Why do we forget most of what we read and watch?

Not just what we read and watch. But also what we have written. And, if you were Johnny Carson, who you had just interviewed.

It’s an oddity peculiar to the live performer’s divided brain that needs exploring. It has to do with the fact that you — and the “you” that performs — are not identical.

I get the same thing all the time, whenever anyone asks me on a Monday morning what I did in the weekend.

Perhaps me and the “me” that was in the weekend are not identical. Certainly, my brain is in a totally different place — one that has difficulty piecing together an eventful yesterday.

Dundee’s new dawn: From invisible town to Scotland’s coolest city

In September, Scotland’s first dedicated design museum arrives in the shape of the V&A Dundee. For the city’s inhabitants, there’s a cautious optimism in the air.

A good, balanced piece about Dundee. Cautious optimism is a great way to describe the atmosphere of Dundee.

When I moved to Dundee in 2010, people told me it was up and coming. The waterfront area has been in a constant state of flux, as 40-year-old buildings make way for a new masterplan. The roadworks and upheaval are dealt with through gritted teeth, in recognition that this is all for the greater good in the long term.

Dundee is still up and coming in 2018. The question is: when will it actually come up?

What makes the perfect office?

Lessons for architects, designers and managers. What research has shown about office design and productivity.

It turns out that the most productive spaces aren’t the ones that are tasteful, “look professional” or have been designed by a starchitect. They are spaces that empowered people to make the space their own.

> … [T George] Harris scoured the academic literature for any evidence that good design helped people to get things done, or to be happier in the office. He couldn’t find it. “People suddenly put into “good design” did not seem to wake up and love it,” he wrote. What people love, instead, is the ability to control the space in which they work – even if they end up filling the space with kitsch, or dog photos, or even – shudder – garden gnomes.

Trained designers tend to have a strong idea of what good taste is. But that often flies in the face of what most people actually want.

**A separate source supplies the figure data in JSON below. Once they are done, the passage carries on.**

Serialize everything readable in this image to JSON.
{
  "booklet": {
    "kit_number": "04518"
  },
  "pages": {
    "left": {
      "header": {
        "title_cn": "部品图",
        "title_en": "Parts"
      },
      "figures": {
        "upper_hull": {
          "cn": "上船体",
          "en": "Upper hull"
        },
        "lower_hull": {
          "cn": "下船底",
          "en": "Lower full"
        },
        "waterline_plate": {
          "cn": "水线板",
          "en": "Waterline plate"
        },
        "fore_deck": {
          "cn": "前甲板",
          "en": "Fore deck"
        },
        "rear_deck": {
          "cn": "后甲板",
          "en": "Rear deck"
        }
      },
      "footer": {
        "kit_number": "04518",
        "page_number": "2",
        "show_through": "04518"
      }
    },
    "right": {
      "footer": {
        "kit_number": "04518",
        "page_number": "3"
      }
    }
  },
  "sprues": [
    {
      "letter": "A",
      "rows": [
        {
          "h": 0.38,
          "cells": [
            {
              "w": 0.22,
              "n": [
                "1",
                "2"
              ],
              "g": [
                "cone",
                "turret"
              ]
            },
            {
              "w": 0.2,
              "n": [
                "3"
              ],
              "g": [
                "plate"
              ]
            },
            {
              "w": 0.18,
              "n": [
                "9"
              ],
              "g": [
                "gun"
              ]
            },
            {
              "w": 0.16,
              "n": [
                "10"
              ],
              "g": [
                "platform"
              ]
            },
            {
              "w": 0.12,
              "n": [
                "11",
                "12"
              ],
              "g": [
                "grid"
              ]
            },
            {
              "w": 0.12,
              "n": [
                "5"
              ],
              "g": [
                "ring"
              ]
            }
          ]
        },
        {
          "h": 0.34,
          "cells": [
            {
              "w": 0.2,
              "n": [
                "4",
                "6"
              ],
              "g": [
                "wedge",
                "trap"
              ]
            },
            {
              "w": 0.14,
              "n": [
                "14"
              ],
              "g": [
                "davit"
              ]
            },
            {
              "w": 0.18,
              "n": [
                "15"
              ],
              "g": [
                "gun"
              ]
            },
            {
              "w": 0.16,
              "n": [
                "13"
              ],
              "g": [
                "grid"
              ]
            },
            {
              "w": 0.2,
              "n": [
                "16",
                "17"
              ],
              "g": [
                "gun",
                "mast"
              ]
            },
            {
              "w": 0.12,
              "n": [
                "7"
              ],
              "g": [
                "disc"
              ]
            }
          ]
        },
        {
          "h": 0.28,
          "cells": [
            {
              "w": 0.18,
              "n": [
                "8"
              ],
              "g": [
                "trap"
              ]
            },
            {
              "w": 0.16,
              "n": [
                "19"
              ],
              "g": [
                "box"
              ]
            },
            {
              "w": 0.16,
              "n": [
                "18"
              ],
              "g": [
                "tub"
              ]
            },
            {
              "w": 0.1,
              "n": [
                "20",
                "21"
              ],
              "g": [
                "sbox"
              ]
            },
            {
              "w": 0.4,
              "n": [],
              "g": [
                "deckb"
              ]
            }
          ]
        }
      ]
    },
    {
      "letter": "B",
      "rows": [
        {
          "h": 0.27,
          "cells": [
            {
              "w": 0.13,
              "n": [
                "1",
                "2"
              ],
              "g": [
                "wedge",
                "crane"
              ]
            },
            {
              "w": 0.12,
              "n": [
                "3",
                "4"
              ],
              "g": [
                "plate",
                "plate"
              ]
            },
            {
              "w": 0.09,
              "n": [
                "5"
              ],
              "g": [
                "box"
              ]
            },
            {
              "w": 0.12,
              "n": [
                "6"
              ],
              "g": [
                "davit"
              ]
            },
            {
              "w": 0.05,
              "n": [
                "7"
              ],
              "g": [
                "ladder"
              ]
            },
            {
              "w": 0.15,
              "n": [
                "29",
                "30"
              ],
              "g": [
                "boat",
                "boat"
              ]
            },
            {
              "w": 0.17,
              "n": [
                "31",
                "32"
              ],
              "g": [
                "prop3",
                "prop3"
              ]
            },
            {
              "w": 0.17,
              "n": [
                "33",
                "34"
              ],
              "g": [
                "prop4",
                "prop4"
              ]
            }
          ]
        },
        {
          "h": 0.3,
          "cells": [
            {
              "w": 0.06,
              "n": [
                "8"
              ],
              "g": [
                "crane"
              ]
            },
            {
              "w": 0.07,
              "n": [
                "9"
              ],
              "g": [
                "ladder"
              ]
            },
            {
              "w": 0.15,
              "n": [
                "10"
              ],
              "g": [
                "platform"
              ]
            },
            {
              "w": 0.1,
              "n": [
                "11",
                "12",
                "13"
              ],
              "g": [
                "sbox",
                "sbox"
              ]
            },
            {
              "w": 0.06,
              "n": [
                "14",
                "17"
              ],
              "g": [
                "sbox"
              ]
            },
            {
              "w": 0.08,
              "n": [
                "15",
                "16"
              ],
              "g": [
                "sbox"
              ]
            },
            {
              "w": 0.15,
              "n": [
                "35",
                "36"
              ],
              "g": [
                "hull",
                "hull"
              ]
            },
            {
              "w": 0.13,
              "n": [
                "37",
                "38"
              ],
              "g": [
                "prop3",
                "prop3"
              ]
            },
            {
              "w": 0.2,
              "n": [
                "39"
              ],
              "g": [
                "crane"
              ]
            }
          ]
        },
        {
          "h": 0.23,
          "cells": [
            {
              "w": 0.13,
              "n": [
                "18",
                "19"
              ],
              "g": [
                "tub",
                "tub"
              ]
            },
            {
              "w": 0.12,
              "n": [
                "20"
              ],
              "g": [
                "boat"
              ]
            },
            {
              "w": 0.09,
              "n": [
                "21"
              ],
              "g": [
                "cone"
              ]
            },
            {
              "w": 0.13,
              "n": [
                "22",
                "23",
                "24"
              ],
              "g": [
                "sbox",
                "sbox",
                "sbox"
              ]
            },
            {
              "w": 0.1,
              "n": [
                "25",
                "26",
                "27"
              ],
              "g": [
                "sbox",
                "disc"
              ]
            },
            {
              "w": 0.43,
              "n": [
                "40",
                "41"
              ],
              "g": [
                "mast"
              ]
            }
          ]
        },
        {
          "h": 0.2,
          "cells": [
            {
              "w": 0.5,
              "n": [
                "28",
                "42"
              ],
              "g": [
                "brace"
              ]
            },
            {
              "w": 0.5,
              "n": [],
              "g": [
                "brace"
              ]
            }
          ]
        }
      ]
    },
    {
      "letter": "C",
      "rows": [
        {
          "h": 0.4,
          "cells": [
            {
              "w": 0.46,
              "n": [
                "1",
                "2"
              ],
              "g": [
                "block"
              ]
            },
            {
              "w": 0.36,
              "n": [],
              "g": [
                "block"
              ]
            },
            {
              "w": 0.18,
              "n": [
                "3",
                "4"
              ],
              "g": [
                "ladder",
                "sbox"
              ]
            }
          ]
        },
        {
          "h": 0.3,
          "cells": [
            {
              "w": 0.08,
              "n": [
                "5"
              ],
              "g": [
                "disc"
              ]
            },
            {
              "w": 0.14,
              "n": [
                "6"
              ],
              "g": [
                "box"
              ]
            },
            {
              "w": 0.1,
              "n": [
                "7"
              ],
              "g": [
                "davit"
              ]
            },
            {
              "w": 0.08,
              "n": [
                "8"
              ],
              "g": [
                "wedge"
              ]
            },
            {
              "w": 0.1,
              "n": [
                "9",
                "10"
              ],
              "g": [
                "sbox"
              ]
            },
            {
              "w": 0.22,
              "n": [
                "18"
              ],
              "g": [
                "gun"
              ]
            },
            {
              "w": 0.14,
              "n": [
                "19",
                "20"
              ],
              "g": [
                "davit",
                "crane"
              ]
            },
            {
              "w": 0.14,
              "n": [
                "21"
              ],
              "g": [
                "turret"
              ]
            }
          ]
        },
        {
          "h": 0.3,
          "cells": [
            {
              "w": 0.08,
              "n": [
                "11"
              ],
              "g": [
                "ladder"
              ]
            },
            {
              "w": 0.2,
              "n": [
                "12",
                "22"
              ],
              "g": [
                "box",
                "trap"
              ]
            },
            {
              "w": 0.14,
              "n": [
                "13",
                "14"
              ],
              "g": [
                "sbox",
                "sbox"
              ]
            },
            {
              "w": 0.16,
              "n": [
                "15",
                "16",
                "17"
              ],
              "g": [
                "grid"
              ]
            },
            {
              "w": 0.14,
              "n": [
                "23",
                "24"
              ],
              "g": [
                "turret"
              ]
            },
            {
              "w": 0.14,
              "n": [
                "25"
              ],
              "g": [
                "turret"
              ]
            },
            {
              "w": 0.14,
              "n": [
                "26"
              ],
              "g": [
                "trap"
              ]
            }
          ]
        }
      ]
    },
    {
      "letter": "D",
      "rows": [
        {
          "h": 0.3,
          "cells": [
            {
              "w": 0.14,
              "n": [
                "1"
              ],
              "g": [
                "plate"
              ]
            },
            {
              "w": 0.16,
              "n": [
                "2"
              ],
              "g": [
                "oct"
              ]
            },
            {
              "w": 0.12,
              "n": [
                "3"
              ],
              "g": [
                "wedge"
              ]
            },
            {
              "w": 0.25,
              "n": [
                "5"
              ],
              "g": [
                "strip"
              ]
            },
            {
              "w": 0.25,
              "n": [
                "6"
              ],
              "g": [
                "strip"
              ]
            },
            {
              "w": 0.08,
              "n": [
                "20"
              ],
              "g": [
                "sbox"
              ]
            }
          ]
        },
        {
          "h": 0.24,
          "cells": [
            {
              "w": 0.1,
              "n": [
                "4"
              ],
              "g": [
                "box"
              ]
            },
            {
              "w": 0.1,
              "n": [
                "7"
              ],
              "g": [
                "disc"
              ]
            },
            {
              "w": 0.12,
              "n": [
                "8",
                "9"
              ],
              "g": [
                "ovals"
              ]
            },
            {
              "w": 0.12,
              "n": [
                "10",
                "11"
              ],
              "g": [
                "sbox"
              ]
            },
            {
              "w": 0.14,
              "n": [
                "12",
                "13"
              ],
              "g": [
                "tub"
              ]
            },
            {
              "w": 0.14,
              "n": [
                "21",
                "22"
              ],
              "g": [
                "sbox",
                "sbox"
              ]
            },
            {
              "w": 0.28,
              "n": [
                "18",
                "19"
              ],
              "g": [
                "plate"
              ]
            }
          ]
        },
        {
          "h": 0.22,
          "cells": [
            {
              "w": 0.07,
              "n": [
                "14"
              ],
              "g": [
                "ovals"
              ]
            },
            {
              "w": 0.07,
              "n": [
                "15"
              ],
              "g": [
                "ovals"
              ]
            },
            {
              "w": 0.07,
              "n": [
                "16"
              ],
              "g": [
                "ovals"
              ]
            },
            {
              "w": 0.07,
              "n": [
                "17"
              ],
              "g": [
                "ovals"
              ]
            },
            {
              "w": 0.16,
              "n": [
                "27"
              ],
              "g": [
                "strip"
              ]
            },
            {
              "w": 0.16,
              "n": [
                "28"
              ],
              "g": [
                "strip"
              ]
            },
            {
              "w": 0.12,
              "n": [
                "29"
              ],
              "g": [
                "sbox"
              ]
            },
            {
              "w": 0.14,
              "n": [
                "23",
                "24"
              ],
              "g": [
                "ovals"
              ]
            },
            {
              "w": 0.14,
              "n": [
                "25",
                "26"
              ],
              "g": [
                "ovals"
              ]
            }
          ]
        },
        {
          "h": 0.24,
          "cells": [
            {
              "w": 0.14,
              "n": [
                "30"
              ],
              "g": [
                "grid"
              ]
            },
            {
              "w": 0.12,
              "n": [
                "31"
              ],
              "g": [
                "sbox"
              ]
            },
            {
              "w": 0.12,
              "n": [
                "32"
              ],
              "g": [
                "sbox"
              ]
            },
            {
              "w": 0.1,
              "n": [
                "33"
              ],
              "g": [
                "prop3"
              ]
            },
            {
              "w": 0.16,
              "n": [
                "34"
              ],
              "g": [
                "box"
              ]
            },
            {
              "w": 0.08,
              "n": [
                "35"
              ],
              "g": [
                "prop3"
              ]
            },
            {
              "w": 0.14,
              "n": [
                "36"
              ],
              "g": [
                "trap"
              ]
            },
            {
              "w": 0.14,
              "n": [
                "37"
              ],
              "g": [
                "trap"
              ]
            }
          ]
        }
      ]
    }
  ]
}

Unsexy fundamentals focus: User experiences that print money

An extraordinary example of someone trying to give a publisher a lot of money — and the publisher making that experience as difficult as possible.

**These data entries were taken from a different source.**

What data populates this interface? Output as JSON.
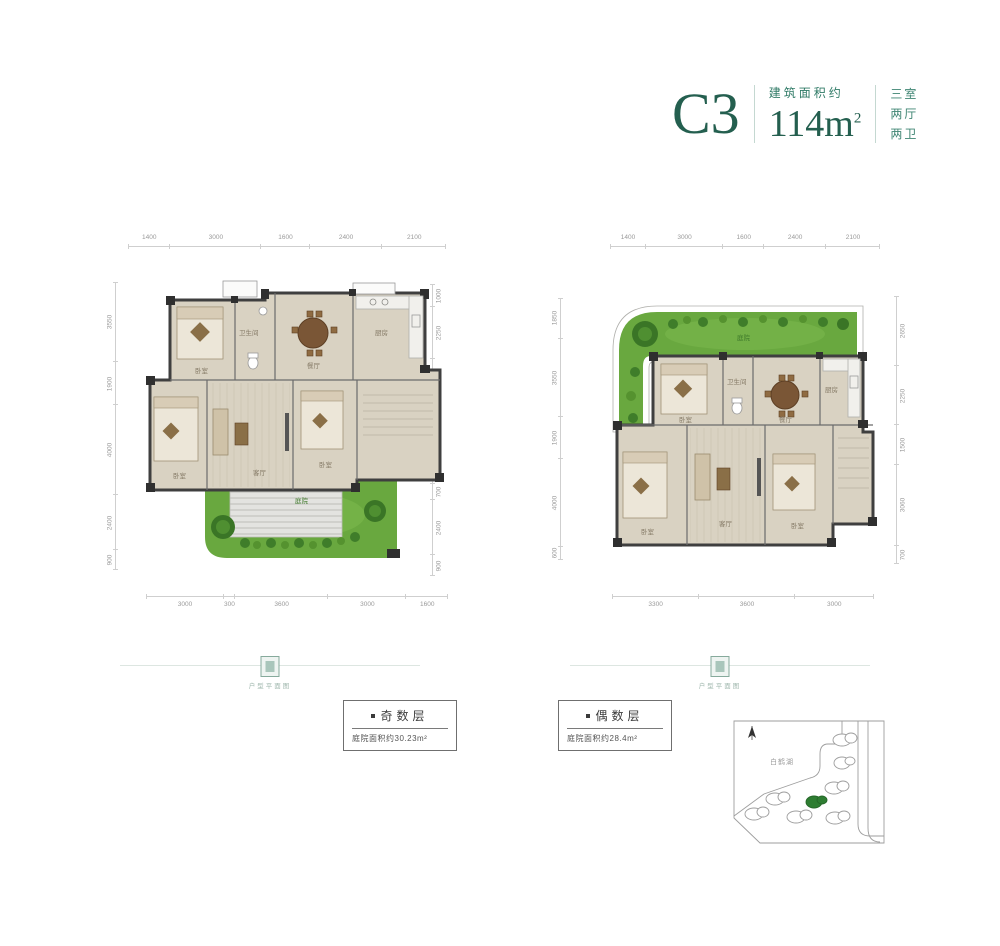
{
  "header": {
    "unit": "C3",
    "area_label": "建筑面积约",
    "area_value": "114m",
    "area_sup": "2",
    "layout_lines": [
      "三室",
      "两厅",
      "两卫"
    ]
  },
  "plans": {
    "odd": {
      "dims_top": [
        "1400",
        "3000",
        "1600",
        "2400",
        "2100"
      ],
      "dims_left": [
        "3550",
        "1900",
        "4000",
        "2400",
        "900"
      ],
      "dims_right": [
        "1000",
        "2250",
        "1500",
        "3900",
        "700",
        "2400",
        "900"
      ],
      "dims_bottom": [
        "3000",
        "300",
        "3600",
        "3000",
        "1600"
      ],
      "rooms": {
        "bedroom1": "卧室",
        "bath": "卫生间",
        "dining": "餐厅",
        "kitchen": "厨房",
        "bedroom2": "卧室",
        "living": "客厅",
        "bedroom3": "卧室",
        "courtyard": "庭院"
      },
      "badge": {
        "title": "奇数层",
        "subtitle": "庭院面积约30.23m²"
      }
    },
    "even": {
      "dims_top": [
        "1400",
        "3000",
        "1600",
        "2400",
        "2100"
      ],
      "dims_left": [
        "1850",
        "3550",
        "1900",
        "4000",
        "600"
      ],
      "dims_right": [
        "2650",
        "2250",
        "1500",
        "3060",
        "700"
      ],
      "dims_bottom": [
        "3300",
        "3600",
        "3000"
      ],
      "rooms": {
        "garden": "庭院",
        "bedroom1": "卧室",
        "bath": "卫生间",
        "dining": "餐厅",
        "kitchen": "厨房",
        "bedroom2": "卧室",
        "living": "客厅",
        "bedroom3": "卧室"
      },
      "badge": {
        "title": "偶数层",
        "subtitle": "庭院面积约28.4m²"
      }
    }
  },
  "divider_caption": "户型平面图",
  "sitemap": {
    "lake_label": "白鹤湖"
  },
  "colors": {
    "brand_teal": "#245f4f",
    "grass": "#69a83f",
    "wall": "#3d3d3d",
    "highlight_building": "#2e7d32"
  }
}
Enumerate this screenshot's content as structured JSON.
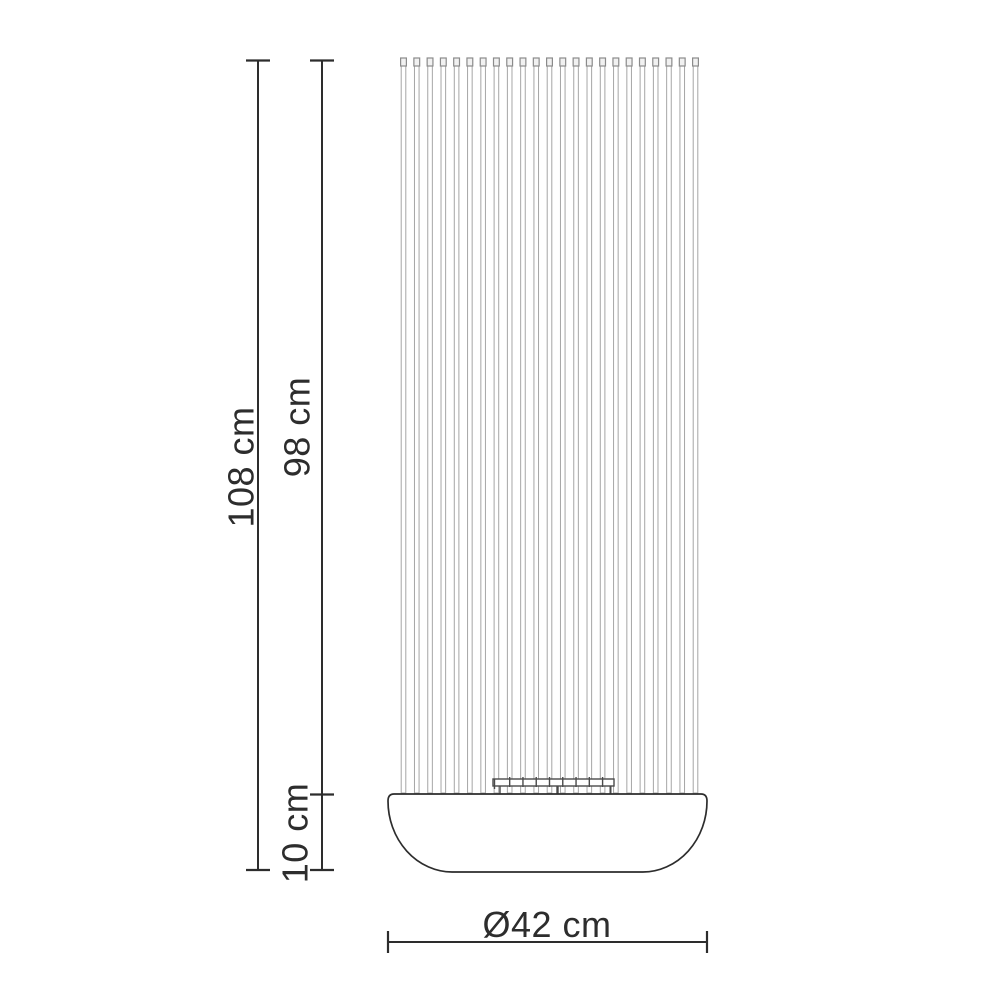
{
  "diagram": {
    "title": "Floor lamp dimension drawing",
    "labels": {
      "total_height": "108 cm",
      "shade_height": "98 cm",
      "base_height": "10 cm",
      "base_diameter": "Ø42 cm"
    },
    "rods": {
      "count": 23
    },
    "colors": {
      "line": "#2d2d2d",
      "rod": "#a6a6a6",
      "rod_cap": "#8b8b8b",
      "bracket": "#4a4a4a",
      "background": "#ffffff"
    }
  }
}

I’ve said before that I don’t have much sympathy for most publishers who are struggling. This is one example of exactly why many of their struggles are largely their own fault.

It beggars belief that a publisher should make it so hard to buy their product online. Many of them have a long hill to climb.

The tools matter and the tools don’t matter

It is easy to sneer at a question about what brand of pen to use, or whether you should use a pencil or a typewriter.

But in this piece, Austin Kleon argues that different tools *can* help you “get you to a certain way of working in which you can get your conscious, mechanical mind out of the way” to enable creativity.

> …handwriting is great for coming up with ideas, for note-taking and big picture thinking…
>
> Typing, on the other hand, is great for producing writing for other people… There’s a thing called “transcription fluency,” which boils down to: “when your fingers can’t move as fast as your thoughts, your ideas suffer.”

My original iPod is a time capsule from 2002

What happened when one person started up his iPod for the first time in 15 years.

…I also came across music and artists which made me wonder what on earth I was thinking of when I loaded their tracks into iTunes. If I could talk to my 2002 self, I would sit him down and explain that Limp Bizkit’s album Chocolate Starfish and the Hot Dog Flavored Water is an abomination and not at all funny (my London music buddies and I thought it was hilarious at the time)…

…looking back through the playlists on my first and oldest iPod I was struck by the fact that some of the music from 2001 and 2002 seemed far more dated than some of the ’70s, ’80s, and ’90s.

I certainly have a memory of music from 2001/2002. In fact, because of my age, it is precisely when a lot of my favourite music was released. But I do wonder what I would discover if I found my iTunes library from that period, warts and all?

What colour is a tennis ball?

It’s the dress part two!

I make this decision as much on the basis of what I think I know about tennis balls—that they are yellow—as I do on what color I recall that they looked when I last saw one… In other words, like the color of a lot of objects, how we label [a tennis ball] is determined both by perceptual and cognitive factors: the actual physical light entering your eye and … knowledge about what people have typically labeled the objects.

I have to say, it never occurred to me that a tennis ball might be any colour other than yellow.